Cell C’s interim results for the 6-month period to June 2021 have been released and highlight continued improvements in profitability and operational efficiency of the mobile operator with a $9.8-million (R148-million) net income before tax for the period compared to its abysmal performance in H1 2020 which saw Cell C amass $500-million (R7.6-billion) in losses.
The company says in a statement that its latest performance fits its new operating model and network strategy which “attracts new customers through innovation in products and services.” Cell C says that steady progress is being made as the company transitions and finalises a recapitalisation to strengthen its balance sheet.
Cell C’s recent profits are mainly due to the significant impairment of network assets in the previous financial year and operational expenditure savings in this reporting period.
Last year Cell C had an impairment of $333.8-million (R5-billion), as the company evolves to become a buyer of infrastructure services and decommissions its own physical infrastructure by 2023.
“Our financial performance has improved, and we are making good progress on the three-year transition to a virtual RAN (Radio Access Network), the implementation of our new business model and the introduction of new products to market,” says Cell C’s CEO, Douglas Craigie Stevenson.
Craigie Stevenson highlights that the company successfully migrated 40% of its network, with access to 7,500 towers of which 95% are 4G/LTE enabled. He adds that now four provinces are fully migrated, namely Eastern Cape, Free State, Northern Cape and Limpopo.
“We will continue to add new sites which will reduce our network deficit. In two years, we will have access to more than 12,500 sites across the country improving the quality and coverage of our network.
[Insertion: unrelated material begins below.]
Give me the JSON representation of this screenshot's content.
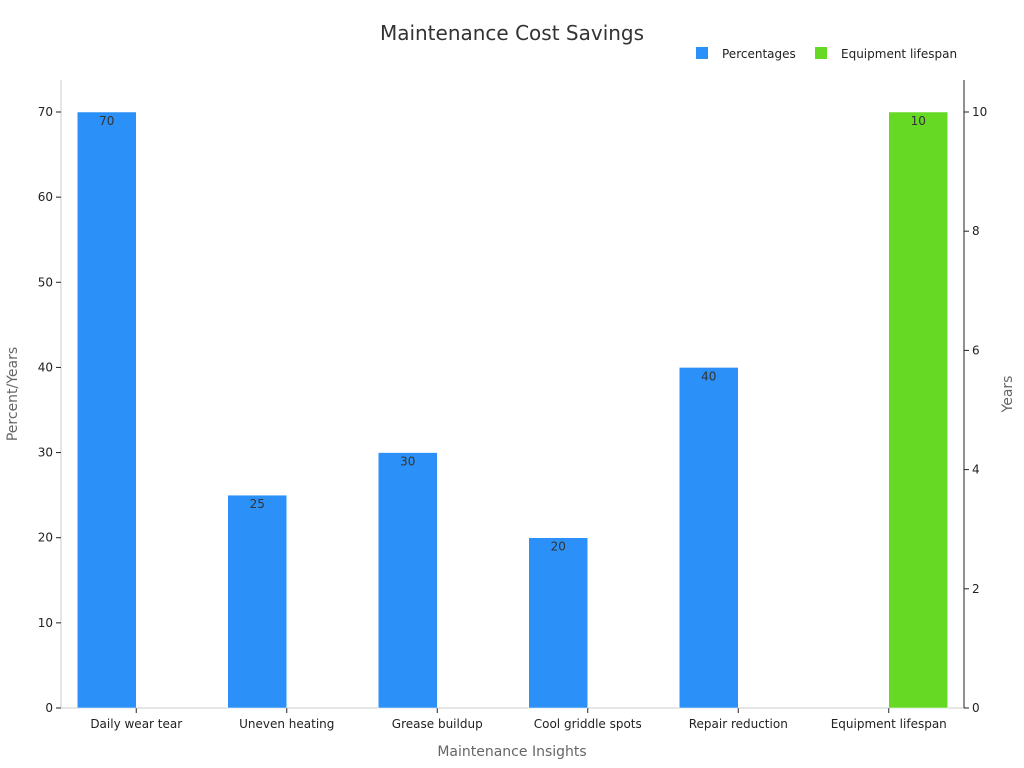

This has enabled us to get back into the broadband market, reconsider the mix of products we offer and sustain our average revenue per user (ARPU) at $4.41 (R66) year-on-year while growing the prepaid customer base by 15% to $640K (R9,6 million) in the first half of 2021.”
Cell C Sees Subscriber Growth but Revenue Decreases
The total subscriber base has grown to close to 13.0 million from 11.7-million in H1 2020.
Total revenue for the 6-month period was down by 5% to $440-million (R6,6-billion) compared to $460-million (R6.9-billion) in H1 2020, with the largest part of the revenue contribution from Cell C’s prepaid base at $200.2-million (R3-billion) as compared to $206.9-million (R3,1-billion) in H1 2020 and a reduction in its postpaid base by 25% to $37.5-million (R563-million) as compared to $503.3-million (R754-million) in H1 2020.
The company assures that the contract and broadband revenue decrease is in line with Cell C’s approach to optimise its customer base.
“To improve the overall operational efficiency and returns of managing its 1.6 million postpaid and contract broadband subscriber base Cell C entered into a commercial agreement with Comm Equipment Company and Vodacom. Underlying this decision was the opportunity to move away from heavily subsidised devices, which Cell C could not get a return on due to its network shortfall. Going forward, as the network quality continues to improve the company will offer products based on customer need rather than driven by the device subsidy.”
Gross margin declined by 15% and overall direct expenses increased slightly to $240-million (R3,6-billion) as compared to $233.6-million (R3.5-billion) in H1 2020 while operating expenditure has been reduced to $113.4-million (R1,7-billion) as compared to $146.8-million (R2.2-billion) in H1 2020 because of the reduction in network expenses and administration costs.
Cell C Moves Away from Heavy Infrastructure
“In this wholesale aggregator model, transition and virtual RAN costs will increase as we bring on sites on a like-for-like basis. This will be offset by the savings in network CAPEX, related lease payments as well as reduced network maintenance-related costs. Even though the RAN costs will result in a decreased EBITDA, the net result will be lower depreciation, as well as an increase in cash flow due to the savings on capex and lease payments,” says Zaf Mahomed, CFO of Cell C.
Cell C would need more than $333.8-million (R5-billion) CAPEX annually to build a comparable network, this would also take several years to implement. Instead, the operator is deploying an asset-light infrastructure model and plans to invest CAPEX of $667.4-million (R1-billion) a year which includes technologies to support the platform model it is implementing as it evolves to a technology company.
“Our three most valuable assets that are not on our balance sheet and underpin our transformation journey are: spectrum, a loyal and profitable customer base and a resilient brand. Together with our network strategy, consumer-driven digital products and solutions, as well as our focus on a high-performance culture, we have a sound platform from which to compete and assist us to deliver on our strategic intent,” Mahomed added.
Despite improvements in the income statement and the company on track to return Cell C to profitability, a recapitalisation is needed to address the debt on the balance sheet.